Amazon uses generative AI to give customers a quicker overview of product features.
Reducing long texts to the essentials is a parade discipline of large language models. It works quite reliably, and Amazon is confident enough to apply this capability to product reviews.
New "AI-generated highlights" summarize the most important aspects and frequently quoted customer opinions from written reviews in a concise paragraph on the product detail page, the company announced. This could help shoppers get a quicker overview of a product without having to read all the reviews.
The AI will also be able to highlight specific aspects at the user's request. For example, if a user is looking for a product based on ease of use, he or she can filter the app by that topic and then receive a summary of just the review statements on that topic.
Phased rollout begins in the U.S.
AI review summaries are currently being rolled out to select customers in the U.S. on the Amazon mobile app. Amazon plans to gather feedback and then expand the AI Highlights feature to more customers and categories.
In addition, AI is expected to help identify fake reviews, a problem that is also gaining traction with generative AI, which allows for quick and plausible fakes.

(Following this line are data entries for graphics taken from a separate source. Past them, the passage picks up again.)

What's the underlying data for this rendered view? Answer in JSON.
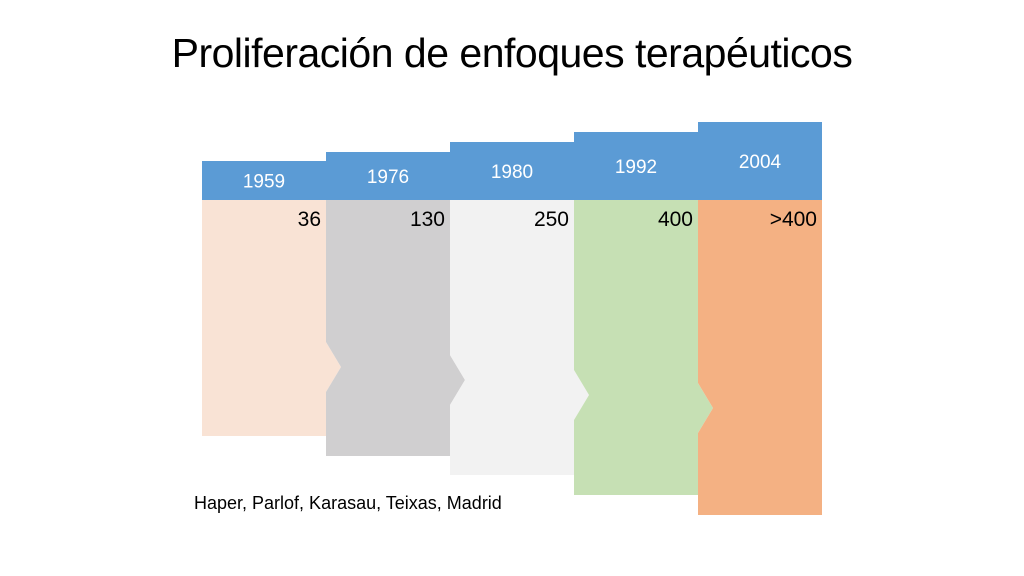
{
  "title": "Proliferación de enfoques terapéuticos",
  "stages": [
    {
      "year": "1959",
      "count": "36",
      "fill": "#f9e3d5"
    },
    {
      "year": "1976",
      "count": "130",
      "fill": "#d0cfd0"
    },
    {
      "year": "1980",
      "count": "250",
      "fill": "#f2f2f2"
    },
    {
      "year": "1992",
      "count": "400",
      "fill": "#c6e0b4"
    },
    {
      "year": "2004",
      "count": ">400",
      "fill": "#f4b183"
    }
  ],
  "header_color": "#5b9bd5",
  "source": "Haper, Parlof, Karasau, Teixas, Madrid"
}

According to Amazon, the AI-generated highlight reviews will only access a "trusted review corpus from verified purchases."
Amazon does not address the potential risks of the new feature in the announcement. The biggest risk seems to be that a language model could inaccurately or incompletely reflect or misinterpret customer reviews.
In addition, the summary function could be easily manipulated by training the model, or, depending on the training method, could be inherently biased toward overemphasizing positive aspects and relativizing negative or critical opinions, even if they are valid.
On the other hand, the risk of generating misinformation should be lower in this particular context - if the language models refer to a fixed set of content, in this case product reviews, so-called hallucinations are less likely to occur.